提取匹配结果后,使用text属性,提取文本内容,滤除br标签。随后使用replace方法,剔除空格,替换为回车进行分段。 在html中是用来表示空格的。replace(’\xa0’*8,’\n\n’)

# -*- coding:UTF-8 -*-
from bs4 import BeautifulSoup
import requests
if __name__ == "__main__":
     target = 'http://www.4399.com'
     req = requests.get(url = target)
     req.encoding = 'gbk'
     html = req.text

     bf = BeautifulSoup(html)
     texts = bf.find_all('div', class_ = 'mi_d')

     content = texts[0].text.replace('\xa0'*8,'\n\n')

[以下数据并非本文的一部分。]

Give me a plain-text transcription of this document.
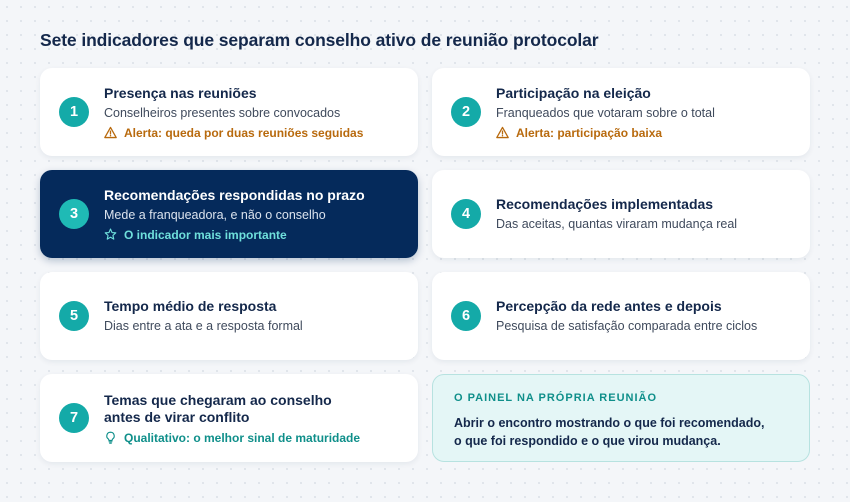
Sete indicadores que separam conselho ativo de reunião protocolar
1
Presença nas reuniões
Conselheiros presentes sobre convocados
Alerta: queda por duas reuniões seguidas
2
Participação na eleição
Franqueados que votaram sobre o total
Alerta: participação baixa
3
Recomendações respondidas no prazo
Mede a franqueadora, e não o conselho
O indicador mais importante
4
Recomendações implementadas
Das aceitas, quantas viraram mudança real
5
Tempo médio de resposta
Dias entre a ata e a resposta formal
6
Percepção da rede antes e depois
Pesquisa de satisfação comparada entre ciclos
7
Temas que chegaram ao conselho
antes de virar conflito
Qualitativo: o melhor sinal de maturidade
O PAINEL NA PRÓPRIA REUNIÃO
Abrir o encontro mostrando o que foi recomendado,
o que foi respondido e o que virou mudança.
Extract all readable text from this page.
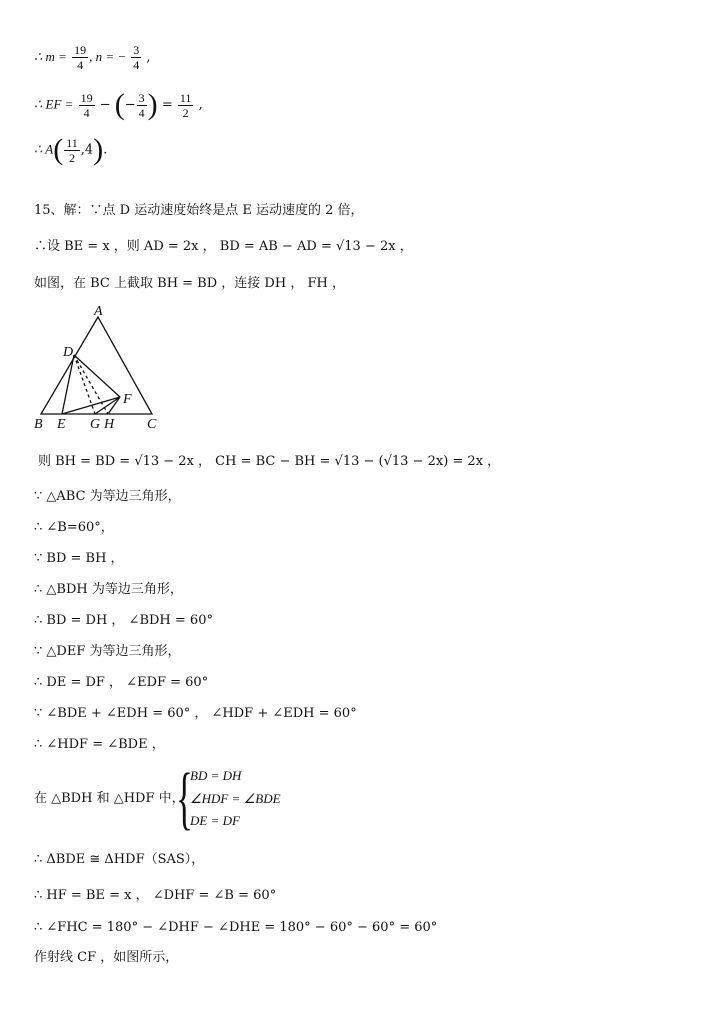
∴ $m = \frac{19}{4}$ , n = − $\frac{3}{4}$ ,
∴ EF = $\frac{19}{4}$ − (− $\frac{3}{4}$ ) = $\frac{11}{2}$ ,
∴ $A( \frac{11}{2} ,4)$.
15、解：∵点 D 运动速度始终是点 E 运动速度的 2 倍，
∴设 BE = x ，则 AD = 2x ， BD = AB − AD = √13 − 2x ，
如图，在 BC 上截取 BH = BD ，连接 DH ， FH ，
A
D
F
B E G H C
则 BH = BD = √13 − 2x ， CH = BC − BH = √13 − (√13 − 2x) = 2x ，
∵ △ABC 为等边三角形，
∴ ∠B=60°，
∵ BD = BH ，
∴ △BDH 为等边三角形，
∴ BD = DH ， ∠BDH = 60°
∵ △DEF 为等边三角形，
∴ DE = DF ， ∠EDF = 60°
∵ ∠BDE + ∠EDH = 60° ， ∠HDF + ∠EDH = 60°
∴ ∠HDF = ∠BDE ，
在 △BDH 和 △HDF 中，
{
BD = DH
∠HDF = ∠BDE
DE = DF
∴ ΔBDE ≅ ΔHDF（SAS），
∴ HF = BE = x ， ∠DHF = ∠B = 60°
∴ ∠FHC = 180° − ∠DHF − ∠DHE = 180° − 60° − 60° = 60°
作射线 CF ，如图所示，
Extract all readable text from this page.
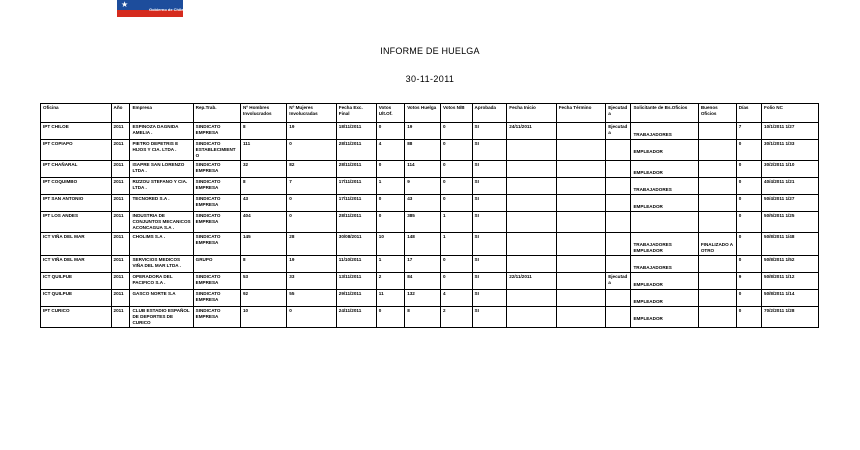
★
Gobierno de Chile
INFORME DE HUELGA
30-11-2011
Oficina	Año	Empresa	Rep.Trab.	Nº Hombres Involucrados	Nº Mujeres Involucradas	Fecha Exc. Final	Votos Ult.Of.	Votos Huelga	Votos N/B	Aprobada	Fecha Inicio	Fecha Término	Ejecutada	Solicitante de Bs.Oficios	Buenos Oficios	Días	Folio NC
IPT CHILOE	2011	ESPINOZA DAGNIDA AMELIA .	SINDICATO EMPRESA	8	19	18/11/2011	0	19	0	SI	24/11/2011		Ejecutada	TRABAJADORES		7	10/1/2011 1/27
IPT COPIAPO	2011	PIETRO DEPETRIS E HIJOS Y CIA. LTDA .	SINDICATO ESTABLECIMIENTO	111	0	28/11/2011	4	88	0	SI				EMPLEADOR		0	30/1/2011 1/33
IPT CHAÑARAL	2011	ISAPRE SAN LORENZO LTDA .	SINDICATO EMPRESA	32	82	28/11/2011	0	114	0	SI				EMPLEADOR		0	30/2/2011 1/10
IPT COQUIMBO	2011	RIZZOU STEFANO Y CIA. LTDA .	SINDICATO EMPRESA	8	7	17/11/2011	1	9	0	SI				TRABAJADORES		0	40/4/2011 1/21
IPT SAN ANTONIO	2011	TECNORED S.A .	SINDICATO EMPRESA	43	0	17/11/2011	0	43	0	SI				EMPLEADOR		0	50/4/2011 1/27
IPT LOS ANDES	2011	INDUSTRIA DE CONJUNTOS MECANICOS ACONCAGUA S.A .	SINDICATO EMPRESA	404	0	28/11/2011	0	385	1	SI						0	50/5/2011 1/25
ICT VIÑA DEL MAR	2011	CHOLIMS S.A .	SINDICATO EMPRESA	145	28	30/08/2011	10	148	1	SI				TRABAJADORES EMPLEADOR	FINALIZADO A OTRO	0	50/8/2011 1/48
ICT VIÑA DEL MAR	2011	SERVICIOS MEDICOS VIÑA DEL MAR LTDA .	GRUPO	8	19	11/10/2011	1	17	0	SI				TRABAJADORES		0	50/8/2011 1/52
ICT QUILPUE	2011	OPERADORA DEL PACIFICO S.A .	SINDICATO EMPRESA	53	33	13/11/2011	2	84	0	SI	22/11/2011		Ejecutada	EMPLEADOR		9	50/8/2011 1/12
ICT QUILPUE	2011	GASCO NORTE S.A	SINDICATO EMPRESA	92	55	29/11/2011	11	132	4	SI				EMPLEADOR		0	50/8/2011 1/14
IPT CURICO	2011	CLUB ESTADIO ESPAÑOL DE DEPORTES DE CURICO	SINDICATO EMPRESA	10	0	24/11/2011	0	8	2	SI				EMPLEADOR		0	70/2/2011 1/28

     file = open("测试文档.txt","w",encoding="gbk")
     file.write(str(content))
     file.close()
     print(texts)

结果:
热游推荐互动阅读最新游戏双人小游戏无敌版单人冰火人三人

多次调用Beautiful Soup不断剔除

req = requests.get(url = target) html = req.text
     div_bf = BeautifulSoup(html)
     div = div_bf.find_all('div', class_ = 'listmain')
     a_bf = BeautifulSoup(str(div[0]))
     a = a_bf.find_all('a')

获取标签的链接

# -*- coding:UTF-8 -*-
from bs4 import BeautifulSoup
import requests
if __name__ == "__main__":
     server = 'http://www.biqukan.com/'
     target = 'http://www.biqukan.com/1_1094/'
     req = requests.get(url = target) html = req.text
     div_bf = BeautifulSoup(html)
     div = div_bf.find_all('div', class_ = 'listmain')
     a_bf = BeautifulSoup(str(div[0]))
     a = a_bf.find_all('a')
     for each in a:
          print(each.string, server + each.get('href'))

整合代码

www.biqukan.com例子

# -*- coding:UTF-8 -*-
import os

from bs4 import BeautifulSoup
import requests, sys

"""
类说明:下载《笔趣看》网小说《蛊真人》
Parameters:
    无
Returns:
    无
Modify:
    2017-09-13
"""
class downloader(object):

    def __init__(self):
        self.server = 'http://www.biqukan.com/'
        self.target = 'http://www.biqukan.com/2_2887/'
        self.names = []            #存放章节名
        self.urls = []            #存放章节链接
        self.nums = 0            #章节数

    """
    函数说明:获取下载链接
    Parameters:
        无
    Returns:
        无
    Modify:
        2017-09-13
    """
    def get_download_url(self):
        os.environ['NO_PROXY'] = 'biqukan.com'

        req = requests.get(url = self.target) #获取整个网页
        html = req.text

        div_bf = BeautifulSoup(html)
        div = div_bf.find_all('div', class_ = 'listmain')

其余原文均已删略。